Oklahoma has been experiencing some seismic activity normally associated with other parts of the country and the world. One of them, registered at a 5.1 magnitude, was felt in four states besides Oklahoma earlier this month. The epicenter was determined to be near Prague. Others last month, registering 4.4, were centered in Edmonton.
Unlike in other areas that experience earthquakes, an immediate question was whether the recent quakes were caused by oil and gas activity in the area – particularly because many of them haven’t been too far below the ground. The Oklahoma Corporation Commission (OCC), however, ruled that out – at least for the January quakes.
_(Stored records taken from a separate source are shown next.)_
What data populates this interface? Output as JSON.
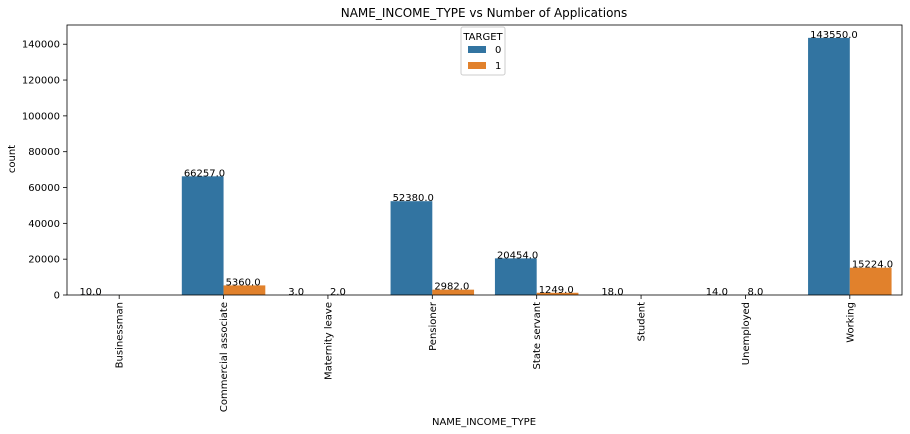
{
  "chart_data": {
    "type": "bar",
    "title": "NAME_INCOME_TYPE vs Number of Applications",
    "xlabel": "NAME_INCOME_TYPE",
    "ylabel": "count",
    "categories": [
      "Businessman",
      "Commercial associate",
      "Maternity leave",
      "Pensioner",
      "State servant",
      "Student",
      "Unemployed",
      "Working"
    ],
    "series": [
      {
        "name": "0",
        "color": "#3274a1",
        "values": [
          10,
          66257,
          3,
          52380,
          20454,
          18,
          14,
          143550
        ]
      },
      {
        "name": "1",
        "color": "#e1812c",
        "values": [
          null,
          5360,
          2,
          2982,
          1249,
          null,
          8,
          15224
        ]
      }
    ],
    "data_labels": [
      [
        "10.0",
        "66257.0",
        "3.0",
        "52380.0",
        "20454.0",
        "18.0",
        "14.0",
        "143550.0"
      ],
      [
        null,
        "5360.0",
        "2.0",
        "2982.0",
        "1249.0",
        null,
        "8.0",
        "15224.0"
      ]
    ],
    "yticks": [
      0,
      20000,
      40000,
      60000,
      80000,
      100000,
      120000,
      140000
    ],
    "ylim": [
      0,
      150727.5
    ],
    "legend": {
      "title": "TARGET",
      "placement": "upper center"
    },
    "grid": false
  }
}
A spokesman for the OCC said that they found “no evidence” of a connection and said that there has been “no drilling or wastewater disposal in the area for years.” In 2016, Oklahoma had more than 900 earthquakes that were attributed to oil and gas industry activity – specifically to wastewater disposal wells that send water into the Arbuckle formation
After the 5.1 quake early this month, the OCC shut down some oil and gas wastewater disposal wells. This was to help avoid sudden changes in pressure that could trigger more seismic activity. The OCC said to expect further action in the near future. The fault line where this quake occurred experienced a 5.7 magnitude quake in 2011 that caused injuries and serious damage to homes and other property.
What the OCC has to say
While a lot has changed since that quake over a dozen years ago, it’s critical for oil and gas companies to be aware of the continued potential for liability. Companies have been held liable in the past for injuries and damages caused by earthquakes determined to have resulted from oil and gas activity. Having sound legal guidance before you’re facing litigation is crucial.